Michael Oster filed the lawsuit, which seeks $1 million in damages, earlier this week.
Oster claims he was the victim of ongoing harassment and retaliation that began in 2002 just months after he became a deputy sheriff when the former head of the Deputy Sheriff’s Association threatened to fire him and later forced him to resign from the sheriff’s canine unit. Oster left the department in 2010.
Pointing to department policy on pending lawsuits, Sheriff’s Office spokesman Lt. Gary Faulkner declined to comment on Oster’s accusations.
Oster further claims in the lawsuit that:
- He was the victim of disability discrimination and that the Sheriff’s Office failed to make reasonable accommodations for him after he was injured both on and off the job.
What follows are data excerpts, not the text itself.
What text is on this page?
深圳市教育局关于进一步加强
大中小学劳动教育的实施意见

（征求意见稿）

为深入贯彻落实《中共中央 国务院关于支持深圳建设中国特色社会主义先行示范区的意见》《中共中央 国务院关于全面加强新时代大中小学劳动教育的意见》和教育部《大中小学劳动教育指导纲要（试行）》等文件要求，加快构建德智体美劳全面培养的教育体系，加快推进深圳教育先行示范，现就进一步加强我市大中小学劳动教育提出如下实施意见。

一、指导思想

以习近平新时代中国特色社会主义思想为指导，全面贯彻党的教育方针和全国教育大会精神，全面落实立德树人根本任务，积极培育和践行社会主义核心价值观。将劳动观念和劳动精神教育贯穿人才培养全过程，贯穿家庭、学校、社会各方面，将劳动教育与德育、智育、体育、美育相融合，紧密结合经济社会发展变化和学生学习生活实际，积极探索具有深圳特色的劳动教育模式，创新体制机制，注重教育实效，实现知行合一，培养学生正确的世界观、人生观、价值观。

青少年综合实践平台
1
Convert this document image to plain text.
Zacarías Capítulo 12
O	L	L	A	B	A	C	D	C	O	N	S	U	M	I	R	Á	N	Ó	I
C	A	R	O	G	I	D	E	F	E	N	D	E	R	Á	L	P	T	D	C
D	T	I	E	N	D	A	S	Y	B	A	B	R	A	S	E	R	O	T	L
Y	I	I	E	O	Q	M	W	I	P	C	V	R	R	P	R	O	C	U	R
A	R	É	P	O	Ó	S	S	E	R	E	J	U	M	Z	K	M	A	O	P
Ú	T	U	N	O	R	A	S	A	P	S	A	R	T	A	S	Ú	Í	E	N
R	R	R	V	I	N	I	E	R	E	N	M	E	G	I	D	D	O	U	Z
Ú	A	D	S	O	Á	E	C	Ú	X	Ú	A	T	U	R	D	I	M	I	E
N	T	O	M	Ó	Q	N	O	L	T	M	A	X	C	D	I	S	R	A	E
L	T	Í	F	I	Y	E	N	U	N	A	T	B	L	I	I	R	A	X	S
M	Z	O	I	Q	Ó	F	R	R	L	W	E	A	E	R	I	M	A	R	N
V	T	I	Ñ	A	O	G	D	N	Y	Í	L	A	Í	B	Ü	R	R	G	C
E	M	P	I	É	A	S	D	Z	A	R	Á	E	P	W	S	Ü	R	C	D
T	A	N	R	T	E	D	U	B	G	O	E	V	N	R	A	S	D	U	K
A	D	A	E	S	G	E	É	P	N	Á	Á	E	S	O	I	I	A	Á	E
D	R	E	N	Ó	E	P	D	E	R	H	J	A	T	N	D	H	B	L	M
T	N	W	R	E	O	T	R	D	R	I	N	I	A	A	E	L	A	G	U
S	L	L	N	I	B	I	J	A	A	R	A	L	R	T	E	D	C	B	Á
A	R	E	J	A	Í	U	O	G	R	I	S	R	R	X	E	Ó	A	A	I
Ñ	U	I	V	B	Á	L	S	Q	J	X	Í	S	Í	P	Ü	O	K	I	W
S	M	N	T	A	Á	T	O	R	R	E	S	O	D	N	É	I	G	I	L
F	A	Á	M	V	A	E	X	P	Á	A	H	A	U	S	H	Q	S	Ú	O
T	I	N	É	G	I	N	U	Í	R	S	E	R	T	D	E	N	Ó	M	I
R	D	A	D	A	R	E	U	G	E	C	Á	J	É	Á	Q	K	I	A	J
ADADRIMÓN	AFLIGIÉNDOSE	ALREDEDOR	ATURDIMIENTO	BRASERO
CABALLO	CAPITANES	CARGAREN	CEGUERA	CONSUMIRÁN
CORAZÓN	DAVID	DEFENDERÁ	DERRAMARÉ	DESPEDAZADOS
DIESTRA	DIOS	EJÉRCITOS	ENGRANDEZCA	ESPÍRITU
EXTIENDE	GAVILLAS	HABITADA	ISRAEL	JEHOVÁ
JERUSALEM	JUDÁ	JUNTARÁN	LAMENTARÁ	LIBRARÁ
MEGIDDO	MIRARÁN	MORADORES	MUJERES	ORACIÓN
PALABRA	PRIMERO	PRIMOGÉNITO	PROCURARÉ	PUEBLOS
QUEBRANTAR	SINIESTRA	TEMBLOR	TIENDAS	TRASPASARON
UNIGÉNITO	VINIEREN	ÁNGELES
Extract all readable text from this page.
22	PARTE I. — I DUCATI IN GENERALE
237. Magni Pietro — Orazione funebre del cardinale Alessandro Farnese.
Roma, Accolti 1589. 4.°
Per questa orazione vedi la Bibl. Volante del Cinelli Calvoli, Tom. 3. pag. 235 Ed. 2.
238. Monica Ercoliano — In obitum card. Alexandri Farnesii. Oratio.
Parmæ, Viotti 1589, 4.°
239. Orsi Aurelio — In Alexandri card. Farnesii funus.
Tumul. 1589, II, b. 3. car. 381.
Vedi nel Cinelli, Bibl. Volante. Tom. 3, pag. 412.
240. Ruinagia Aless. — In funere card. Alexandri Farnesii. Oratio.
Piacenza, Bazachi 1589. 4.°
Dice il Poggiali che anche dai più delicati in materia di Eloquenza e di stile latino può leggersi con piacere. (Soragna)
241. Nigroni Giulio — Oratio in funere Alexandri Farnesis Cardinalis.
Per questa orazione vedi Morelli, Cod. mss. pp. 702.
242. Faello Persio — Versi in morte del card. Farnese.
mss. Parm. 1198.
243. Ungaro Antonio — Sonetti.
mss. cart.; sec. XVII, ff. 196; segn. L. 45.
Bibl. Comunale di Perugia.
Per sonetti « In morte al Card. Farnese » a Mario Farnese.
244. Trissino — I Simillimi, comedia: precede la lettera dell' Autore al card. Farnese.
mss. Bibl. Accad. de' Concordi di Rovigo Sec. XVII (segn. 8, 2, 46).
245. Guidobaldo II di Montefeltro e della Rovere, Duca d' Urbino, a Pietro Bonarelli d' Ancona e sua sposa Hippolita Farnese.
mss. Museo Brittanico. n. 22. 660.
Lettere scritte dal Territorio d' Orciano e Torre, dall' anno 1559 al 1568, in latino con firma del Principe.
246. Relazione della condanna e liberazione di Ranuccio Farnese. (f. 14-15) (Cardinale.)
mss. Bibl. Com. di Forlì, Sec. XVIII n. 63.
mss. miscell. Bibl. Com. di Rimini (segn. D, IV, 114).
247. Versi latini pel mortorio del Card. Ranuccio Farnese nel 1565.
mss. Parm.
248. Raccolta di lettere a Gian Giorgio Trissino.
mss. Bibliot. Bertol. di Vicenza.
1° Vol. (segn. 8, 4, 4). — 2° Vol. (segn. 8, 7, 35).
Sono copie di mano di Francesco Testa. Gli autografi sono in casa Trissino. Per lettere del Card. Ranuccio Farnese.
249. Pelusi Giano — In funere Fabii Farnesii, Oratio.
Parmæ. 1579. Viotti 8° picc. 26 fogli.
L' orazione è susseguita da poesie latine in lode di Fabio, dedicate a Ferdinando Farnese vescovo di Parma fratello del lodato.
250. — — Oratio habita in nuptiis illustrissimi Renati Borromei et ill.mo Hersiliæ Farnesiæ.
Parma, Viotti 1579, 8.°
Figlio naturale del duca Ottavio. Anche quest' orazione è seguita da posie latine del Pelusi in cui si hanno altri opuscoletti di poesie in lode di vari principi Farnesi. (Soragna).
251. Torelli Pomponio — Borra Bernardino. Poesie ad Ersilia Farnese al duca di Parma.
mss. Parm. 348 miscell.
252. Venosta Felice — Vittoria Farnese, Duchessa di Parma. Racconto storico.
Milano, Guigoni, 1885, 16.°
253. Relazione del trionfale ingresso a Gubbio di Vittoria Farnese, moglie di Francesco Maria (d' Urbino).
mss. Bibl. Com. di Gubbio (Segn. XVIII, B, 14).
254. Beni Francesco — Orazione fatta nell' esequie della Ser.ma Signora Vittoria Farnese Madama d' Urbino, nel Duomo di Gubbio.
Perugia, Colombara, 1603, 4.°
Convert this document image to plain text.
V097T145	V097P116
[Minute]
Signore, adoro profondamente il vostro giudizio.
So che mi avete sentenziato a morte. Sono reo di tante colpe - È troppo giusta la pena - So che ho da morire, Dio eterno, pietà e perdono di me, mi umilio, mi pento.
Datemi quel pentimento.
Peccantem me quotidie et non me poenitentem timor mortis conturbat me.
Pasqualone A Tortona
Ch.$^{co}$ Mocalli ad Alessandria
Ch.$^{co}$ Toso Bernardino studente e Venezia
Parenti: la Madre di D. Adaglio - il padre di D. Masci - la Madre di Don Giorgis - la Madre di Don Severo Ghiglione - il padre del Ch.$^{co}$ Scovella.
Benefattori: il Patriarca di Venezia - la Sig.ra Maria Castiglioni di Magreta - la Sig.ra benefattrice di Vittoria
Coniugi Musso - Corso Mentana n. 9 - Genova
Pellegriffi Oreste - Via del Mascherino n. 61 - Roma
- Supervising officers ignored policies and procedures and blatantly favored their friends when it came to doling out preferred jobs and imposing discipline.
- He was repeatedly passed over for promotions that went to other less-qualified and experienced deputies.
- He was the victim of “part of an unofficial but quite real custom, pattern and practice within the (Sheriff’s Office) management hierarchy wherein certain supervising officers are freely allowed to harass, retaliate against, demote and even terminate those unfavored department members like (him) who make internal and public complaints about the (department’s) nefarious inner workings, and of whom these supervising officers wish to be rid.”
- He was falsely accused of malingering in 2004 while recovered from a knee injury, that he was the victim of a “bogus” internal affairs investigation about possible worker’s compensation fraud and that he was forced to work at the Vallejo courthouse.
Judge John A Mendez has not scheduled any hearing dates for the lawsuit.